You don't have to decide what I should or shouldn't be listening to.
khajidont: (Jaime - sheepish)

voice | private

[personal profile] khajidont 2016-06-17 03:22 am (UTC)(link)
People know our lives are different. Our files have been leaked about five hundred times; they know our lives aren't like theirs. And the government will have a file on you that proves that what you're saying is right. I mean, I don't blame you for not wanting to share all of it, but I wouldn't worry so much about that part.
khajidont: (Jaime - sheepish)

voice | private

[personal profile] khajidont 2016-06-18 01:57 am (UTC)(link)
A lot of bad things happened because of the leaks. And they will again, if it happens again -- we just have to hope that it won't.

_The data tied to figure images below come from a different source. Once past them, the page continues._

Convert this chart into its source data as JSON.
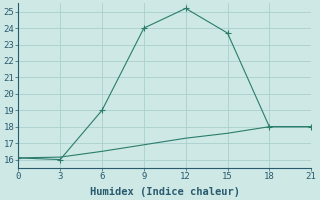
{
  "xlabel": "Humidex (Indice chaleur)",
  "line1_x": [
    0,
    3,
    6,
    9,
    12,
    15,
    18,
    21
  ],
  "line1_y": [
    16.1,
    16.0,
    19.0,
    24.0,
    25.2,
    23.7,
    18.0,
    18.0
  ],
  "line2_x": [
    0,
    3,
    6,
    9,
    12,
    15,
    18,
    21
  ],
  "line2_y": [
    16.1,
    16.15,
    16.5,
    16.9,
    17.3,
    17.6,
    18.0,
    18.0
  ],
  "line_color": "#2a7d6b",
  "xlim": [
    0,
    21
  ],
  "ylim": [
    15.5,
    25.5
  ],
  "xticks": [
    0,
    3,
    6,
    9,
    12,
    15,
    18,
    21
  ],
  "yticks": [
    16,
    17,
    18,
    19,
    20,
    21,
    22,
    23,
    24,
    25
  ],
  "background_color": "#cde8e5",
  "grid_color": "#aad0cc",
  "font_color": "#2a5a6e",
  "xlabel_fontsize": 7.5,
  "tick_fontsize": 6.5
}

[He didn't know Kaneki had been killed, but the things coming out of Sasaki's mouth are coming as less and less of a surprise -- besides, imPorts have a nasty habit of killing each other, around here. It's not as if he even knows who Suzuya is.]

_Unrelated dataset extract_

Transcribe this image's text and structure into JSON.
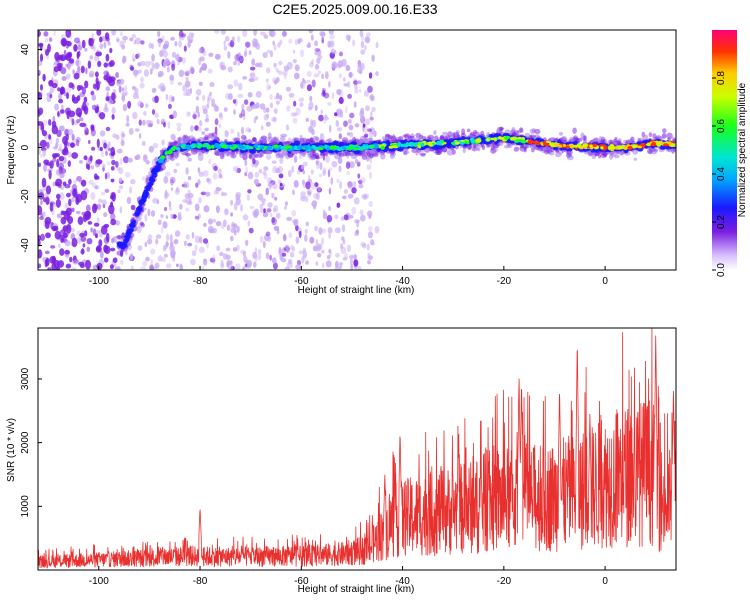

They would know about you -- that happening to Kaneki too. Isn't that just the proof you need that they won't lock you up? I mean, they don't lock any of us up. Even the ones that should be.
khajidont: Made by me (Jaime - Threw up in the bugsuit again)

voice | private

[personal profile] khajidont 2016-06-18 08:48 pm (UTC)(link)
Talking about this... you don't sound happy, Sasaki. It's up to you. I'm glad that you have those things to do and all, but -- well, even if you don't wanna talk to me - [and clearly, he doesn't] - I hope there's someone out there close enough to you that you can.
khajidont: (Jaime - sheepish)

voice | private

[personal profile] khajidont 2016-06-19 12:09 am (UTC)(link)
I know it's not. It's... look, I've had friends before who were suicidal. Plenty of them, actually.

[It's common, around these parts.]

And when they decided that it was easier on everyone else to just hold it in, that it was too hard to talk about --

[He remembers Ken sitting there afterwards, so small.]

It doesn't end well, man.
khajidont: Made by me (Jaime - Threw up in the bugsuit again)

voice | private

[personal profile] khajidont 2016-06-20 08:19 pm (UTC)(link)
[Jaime does what he usually does when something uncomfortable crops up: blithely ignores it as if it doesn't exist. Because what Sasaki's saying sounds an awful lot like Sasaki feeling that he deserves life more than Kaneki, even though they're the same person, gaining the same memories, and... god, what a mess. So instead, he focuses on what he feels like he can.]

Suicidal or not, you still got plenty to deal with. And I don't think -- people who have those... feelings, they don't feel it all the time. It comes and it goes. [That's what Shinji said, isn't it? Just not in so many words, trying to explain to Jaime how he could be laughing with him one minute, and spiral downwards the next.] You don't gotta wait for it to get to that point to need to talk about it.
khajidont: (Jaime - Aw come on)

voice | private

[personal profile] khajidont 2016-06-21 05:12 am (UTC)(link)
You did say you weren't him. But if you become a little more like him... I'm his friend too. I'm glad, though. That you'll at least talk about it to someone. That's not so weird, is it? We all need someone to talk to.
khajidont: (Jaime - sheepish)

voice | private

[personal profile] khajidont 2016-06-21 08:15 am (UTC)(link)
...you're welcome.

[What else can he say? A little of the wind goes out of his sails. He did his best. What happens next is up to Sasaki.]